O IVA dual, composto pela Contribuição sobre Bens e Serviços (CBS) e pelo Imposto sobre Bens e Serviços (IBS), será administrado pela Receita Federal e pelo Conselho Federativo, respectivamente. Esses impostos terão alíquotas-padrão e uma base ampla, englobando bens materiais ou imateriais, direitos e serviços.
A não cumulatividade plena, a incidência “por fora” e o princípio do destino são princípios importantes que serão adotados nesse novo modelo.
Além disso, a reforma tributária prevê a criação de um Imposto Seletivo, que incidirá sobre bens e serviços prejudiciais à saúde ou ao meio ambiente, a fim de desestimular a produção e a comercialização de produtos nocivos, estabelecendo uma alíquota passível de ser alterada por decreto.
Cabe lembrar que a transição para o novo sistema proposto pela reforma tributária será realizada ao longo de um período de oito anos, permitindo uma adaptação gradual tanto para os entes públicos quanto para os contribuintes. Durante esse período, haverá a extinção proporcional do ICMS e do ISS, substituídos pelo IBS, e a entrada gradual da CBS, com a extinção do PIS/COFINS.
A proposta também aborda benefícios e exceções em determinados setores, como a redução de alíquotas para produtos agropecuários, pesqueiros, florestais e atividades artísticas e culturais nacionais, prevendo regimes tributários favorecidos e crédito presumido em casos específicos.
Para garantir a equalização das perdas decorrentes dos benefícios fiscais, será criado o Fundo Nacional de Desenvolvimento, que destinará recursos para reduzir as desigualdades regionais e sociais, investindo em infraestrutura, atividades produtivas e desenvolvimento científico e tecnológico.

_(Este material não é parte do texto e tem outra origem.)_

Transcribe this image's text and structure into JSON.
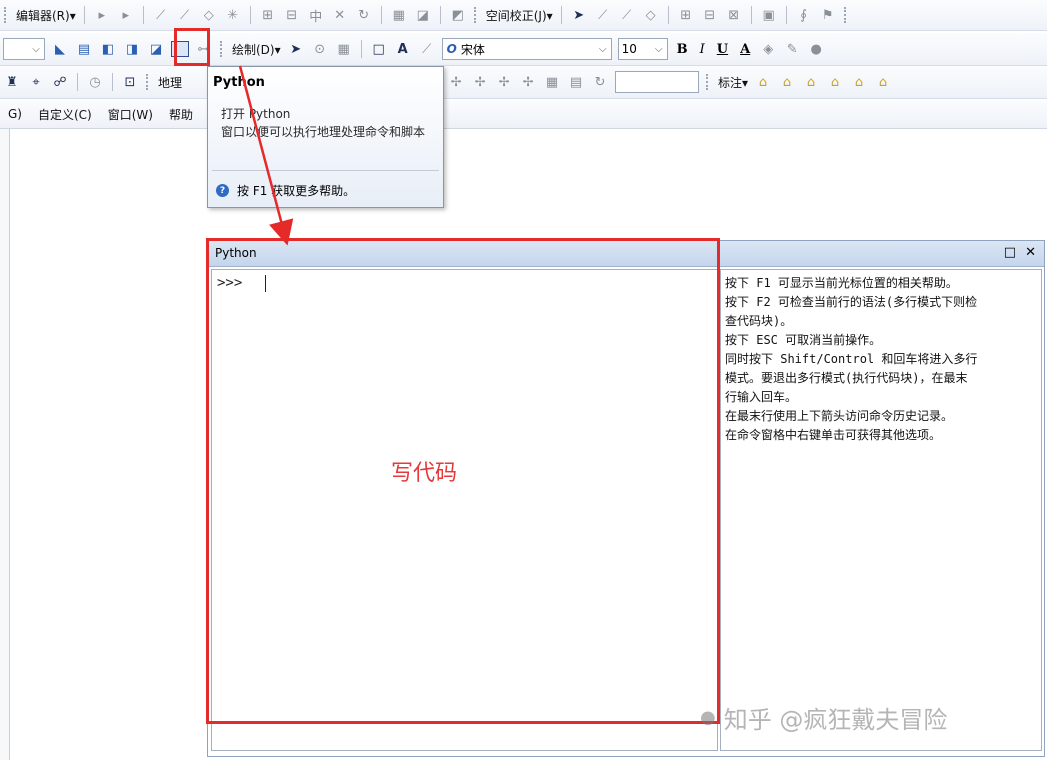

Em suma, podemos dizer que a reforma tributária proposta tem como objetivo principal simplificar e tornar mais justa a arrecadação de impostos no Brasil. Com a unificação de tributos e a adoção de novos princípios, a intenção é aumentar a eficiência e a transparência do sistema tributário, estimulando o crescimento econômico e reduzindo as desigualdades.
É importante destacar, entretanto, que essas propostas ainda estão em fase de discussão no Congresso Nacional e podem sofrer alterações, conforme evoluam os debates na sociedade e no setor produtivo.